I like to think I know a lot about sports.

I can name, from memory, Ohio State’s entire two deep depth chart. I can identify every single Heisman winner in the past two decades, and I can talk about seemingly any NFL team without sounding like an idiot to the hardcore fan.

It’s not just football either; I also keep up with the NBA, NHL, MLS, even European soccer.

For the last 10 years, while others have raved about Parks and Recreation or Breaking BadSportsCenter has been my go to T.V. show. I can still remember coming home from elementary school everyday and immediately turning on ESPN to get the latest sports news and highlights. I’ve always known that I love sports.

I haven’t always known that I like to write.

When I got to high school, I thought that I’d be an architect. I was always pretty good at match and science, so why not build things for a living?  Things changed, however, when I realized how average I truly was at math and science. Pre-calculus, during my junior year, proved to be the final straw. Four tests in a row I had gotten a C. I can remember thinking, “Have I always been this bad at math?”


Around the same time as my seemingly endless struggle with pre-calculus, I found myself largely succeeding in English. I don’t how it took me almost three years into high school to realize that I was actually a better writer than mathematician, but there I was – finally giving up my ‘dream’ of being an architect.

Immediately upon realizing my potential as a writer, I turned to sports. Everyday, between classes, at lunch, I was reading sports stories. Soon enough, I began to gravitate towards my favorite writers – guys like Zach Lowe, Rick Reilly, and Pablo Torre. Math, specifically pre-calculus, became an afterthought for me. Sports writing was just more fun.

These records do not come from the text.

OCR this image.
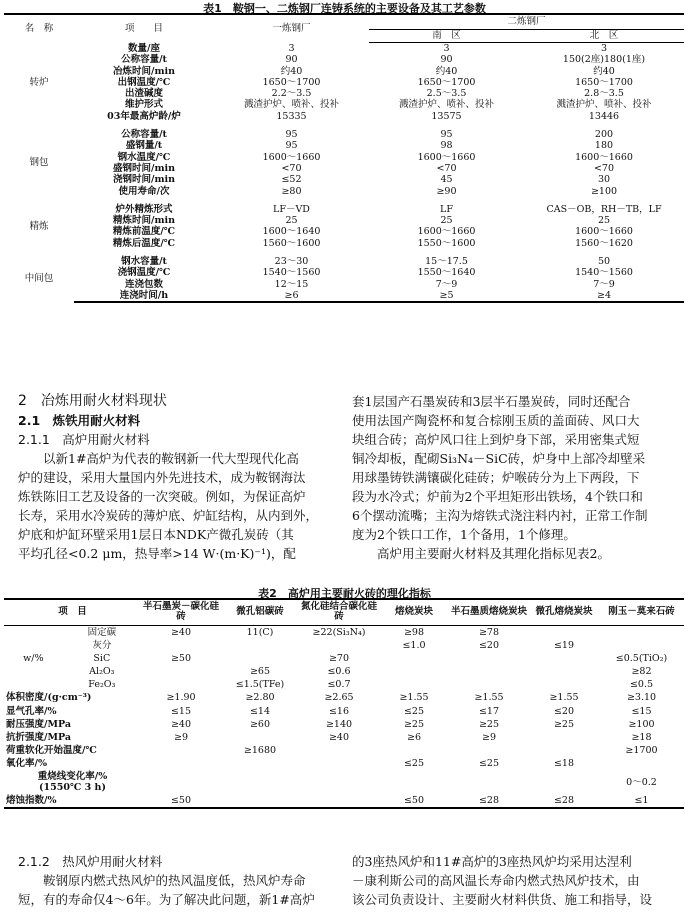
表1　鞍钢一、二炼钢厂连铸系统的主要设备及其工艺参数
名　称	项　　目	一炼钢厂	二炼钢厂	
			南　区	北　区
转炉	数量/座	3	3	3
	公称容量/t	90	90	150(2座)180(1座)
	冶炼时间/min	约40	约40	约40
	出钢温度/℃	1650～1700	1650～1700	1650～1700
	出渣碱度	2.2～3.5	2.5～3.5	2.8～3.5
	维护形式	溅渣护炉、喷补、投补	溅渣护炉、喷补、投补	溅渣护炉、喷补、投补
	03年最高炉龄/炉	15335	13575	13446

钢包	公称容量/t	95	95	200
	盛钢量/t	95	98	180
	钢水温度/℃	1600～1660	1600～1660	1600～1660
	盛钢时间/min	<70	<70	<70
	浇钢时间/min	≤52	45	30
	使用寿命/次	≥80	≥90	≥100

精炼	炉外精炼形式	LF－VD	LF	CAS－OB，RH－TB，LF
	精炼时间/min	25	25	25
	精炼前温度/℃	1600～1640	1600～1660	1600～1660
	精炼后温度/℃	1560～1600	1550～1600	1560～1620

中间包	钢水容量/t	23～30	15～17.5	50
	浇钢温度/℃	1540～1560	1550～1640	1540～1560
	连浇包数	12～15	7～9	7～9
	连浇时间/h	≥6	≥5	≥4
2　冶炼用耐火材料现状
2.1　炼铁用耐火材料
2.1.1　高炉用耐火材料
以新1#高炉为代表的鞍钢新一代大型现代化高
炉的建设，采用大量国内外先进技术，成为鞍钢海汰
炼铁陈旧工艺及设备的一次突破。例如，为保证高炉
长寿，采用水冷炭砖的薄炉底、炉缸结构，从内到外，
炉底和炉缸环壁采用1层日本NDK产微孔炭砖（其
平均孔径<0.2 μm，热导率>14 W·(m·K)⁻¹)，配
套1层国产石墨炭砖和3层半石墨炭砖，同时还配合
使用法国产陶瓷杯和复合棕刚玉质的盖面砖、风口大
块组合砖；高炉风口往上到炉身下部，采用密集式短
铜冷却板，配砌Si₃N₄－SiC砖，炉身中上部冷却壁采
用球墨铸铁满镶碳化硅砖；炉喉砖分为上下两段，下
段为水冷式；炉前为2个平坦矩形出铁场，4个铁口和
6个摆动流嘴；主沟为熔铁式浇注料内衬，正常工作制
度为2个铁口工作，1个备用，1个修理。
高炉用主要耐火材料及其理化指标见表2。
表2　高炉用主要耐火砖的理化指标
项　目		半石墨炭－碳化硅砖	微孔铝碳砖	氮化硅结合碳化硅砖	熔烧炭块	半石墨质熔烧炭块	微孔熔烧炭块	刚玉－莫来石砖
w/%	固定碳	≥40	11(C)	≥22(Si₃N₄)	≥98	≥78		
	灰分				≤1.0	≤20	≤19	
	SiC	≥50		≥70				≤0.5(TiO₂)
	Al₂O₃		≥65	≤0.6				≥82
	Fe₂O₃		≤1.5(TFe)	≤0.7				≤0.5
体积密度/(g·cm⁻³)		≥1.90	≥2.80	≥2.65	≥1.55	≥1.55	≥1.55	≥3.10
显气孔率/%		≤15	≤14	≤16	≤25	≤17	≤20	≤15
耐压强度/MPa		≥40	≥60	≥140	≥25	≥25	≥25	≥100
抗折强度/MPa		≥9		≥40	≥6	≥9		≥18
荷重软化开始温度/℃			≥1680					≥1700
氧化率/%					≤25	≤25	≤18	
重烧线变化率/%
(1550℃ 3 h)								0～0.2
熔蚀指数/%		≤50			≤50	≤28	≤28	≤1
2.1.2　热风炉用耐火材料
鞍钢原内燃式热风炉的热风温度低，热风炉寿命
短，有的寿命仅4～6年。为了解决此问题，新1#高炉
的3座热风炉和11#高炉的3座热风炉均采用达涅利
－康利斯公司的高风温长寿命内燃式热风炉技术，由
该公司负责设计、主要耐火材料供货、施工和指导，设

I want to write about sports. Simple as that. At the end of the day, at least in the beginnings of my career, I don’t really care if I’m covering Youngstown State or Ohio State – sports are sports. Obviously I would prefer a job in football, seeing as that’s where most of my knowledge lies, but I also realize that most people entering the sports world probably say the same thing. The thing that separates me (I hope), is that my knowledge of sports spreads across several different disciplines.

I think that I can reliably cover a beat in at least three, maybe four sports. I religiously follow the NFL, NBA, and European soccer. My roommate is on the Ohio State hockey team, so I’m slowly learning the ways of the NHL as my fourth knowledgable sport.

Obviously I’m not going to immediately start covering the Cincinnati Bengals for ESPN right out of college, but eventually, I definitely want to make my way to a company like Sports Illustrated or ESPN.

I’m a big fan of ESPN’s Around the Horn, which features sports writers from around the country as they debate different sports topics. Someday, if I develop enough rapport in the sporting media world, I’d like to try my hand at joining the show from time to time.

ElevenWarriors is another media outlet that I think could be interesting. I grew up in Columbus, so I’ve known what Ohio State football is all about since I was old enough to say “Eddie,” at the T.V. (This is referencing Buckeye running back Eddie George by the way). I consider myself relatively well versed in the x’s and o’s of football, having played some wide receiver in high school, so I think I could do well at a place like ElevenWarriors, who are dedicated to all things Ohio State.

At the end of the day, however, as long as I’m writing about a sport that I enjoy and have a vested interest in, I’ll be satisfied. Sports are supposed to be fun, so should writing about them. At least I won’t be dealing with pre-calculus ever again.